Şeker hastası çocukların ailelerinin okulları ziyaret etmesini isteyen Kendirci, "Aileler, öğrenci kayıtlarında, öğretmenlerle, rehber öğretmenleri ile görüşüp bilgiler vermelidir. Yapılması gerekenleri anlatmalı ve okul idaresinden yardım istemeleridir. Bu konuda siz öğretmenler yardımcı olursanız onlara en büyük iyiliği yapmış olursunuz." dedi.

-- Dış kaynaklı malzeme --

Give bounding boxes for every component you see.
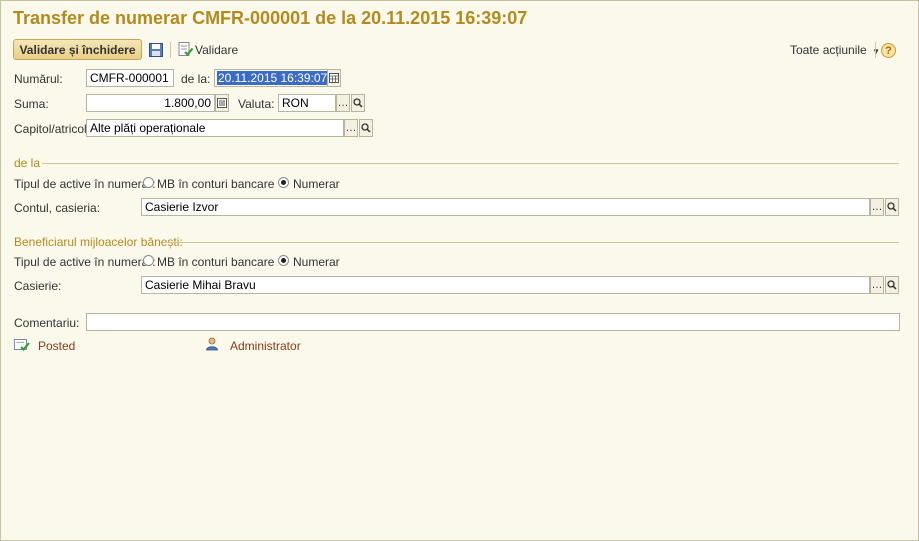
from-radio-cash[interactable] <box>278 177 289 188</box>
from-account-field[interactable]: Casierie Izvor <box>141 198 870 216</box>
to-radio-cash[interactable] <box>278 255 289 266</box>
calendar-icon[interactable] <box>327 69 341 87</box>
validate-icon[interactable] <box>177 41 194 60</box>
chapter-field[interactable]: Alte plăți operaționale <box>86 119 344 137</box>
from-option-bank-label: MB în conturi bancare <box>157 177 275 191</box>
to-option-cash-label: Numerar <box>293 255 340 269</box>
search-icon[interactable] <box>351 94 365 112</box>
to-option-bank-label: MB în conturi bancare <box>157 255 275 269</box>
date-value: 20.11.2015 16:39:07 <box>217 71 328 85</box>
section-divider <box>42 163 899 164</box>
section-divider <box>163 242 899 243</box>
currency-field[interactable]: RON <box>278 94 336 112</box>
sum-field[interactable]: 1.800,00 <box>86 94 215 112</box>
comment-field[interactable] <box>86 313 900 331</box>
date-field[interactable]: 20.11.2015 16:39:07 <box>214 69 328 87</box>
number-field[interactable]: CMFR-000001 <box>86 69 174 87</box>
to-section-title: Beneficiarul mijloacelor bănești: <box>14 235 183 249</box>
from-radio-bank[interactable] <box>143 177 154 188</box>
sum-label: Suma: <box>14 97 49 111</box>
page-title: Transfer de numerar CMFR-000001 de la 20… <box>13 8 528 28</box>
all-actions-menu[interactable]: Toate acțiunile ▼ <box>790 43 880 57</box>
user-icon <box>205 337 219 354</box>
author-link[interactable]: Administrator <box>230 339 301 353</box>
validate-and-close-button[interactable]: Validare și închidere <box>13 39 142 60</box>
save-icon[interactable] <box>148 42 164 61</box>
to-cashier-field[interactable]: Casierie Mihai Bravu <box>141 276 870 294</box>
ellipsis-icon[interactable]: … <box>336 94 350 112</box>
search-icon[interactable] <box>885 198 899 216</box>
date-label: de la: <box>181 72 211 86</box>
search-icon[interactable] <box>885 276 899 294</box>
currency-label: Valuta: <box>238 97 275 111</box>
chapter-label: Capitol/atricol: <box>14 122 91 136</box>
ellipsis-icon[interactable]: … <box>870 198 884 216</box>
help-icon[interactable]: ? <box>881 43 896 58</box>
from-option-cash-label: Numerar <box>293 177 340 191</box>
to-asset-type-label: Tipul de active în numerar: <box>14 255 156 269</box>
posted-icon <box>14 338 30 355</box>
from-section-title: de la <box>14 156 41 170</box>
calculator-icon[interactable] <box>215 94 229 112</box>
ellipsis-icon[interactable]: … <box>870 276 884 294</box>
number-label: Numărul: <box>14 72 63 86</box>
from-account-label: Contul, casieria: <box>14 201 101 215</box>
all-actions-label: Toate acțiunile <box>790 43 867 57</box>
status-link[interactable]: Posted <box>38 339 75 353</box>
comment-label: Comentariu: <box>14 316 80 330</box>
ellipsis-icon[interactable]: … <box>344 119 358 137</box>
validate-button[interactable]: Validare <box>195 43 238 57</box>
from-asset-type-label: Tipul de active în numerar: <box>14 177 156 191</box>
toolbar-separator <box>170 42 171 58</box>
search-icon[interactable] <box>359 119 373 137</box>
toolbar-separator <box>875 42 876 58</box>
to-radio-bank[interactable] <box>143 255 154 266</box>
to-cashier-label: Casierie: <box>14 279 62 293</box>
chevron-down-icon: ▼ <box>872 47 880 56</box>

Hasta çocukların normal çocuklarla bir farkı olmadığını anlatan Prof. Dr. Kendirci, "Bunlarda eğitim alır, meslek sahibi olabilir ve evlenebilir. Ama biraz daha destek olunmalıdır. Gençlerde ergenlik dönemi normal çocuklarda problemli dönemdir. Diyabetli ise bu probleme katlanıyor. Çocuklar sık tuvalete gitme ihtiyacı duyar. Çocuk böyle bir istekte bulunursa güvenmek gerekir. Çünkü böyle bir ihtiyacı vardır. Acıkmış olabilir. Şekeri düşer. Bunlara dikkat etmek gerekir. Bazı çocuklar bunu kullanabilir. Buna da dikkat etmek gerekir. Diğer çocuklarla iletişim konusunda da zaman zaman destek vermek gerekir." uyarılarını yaptı.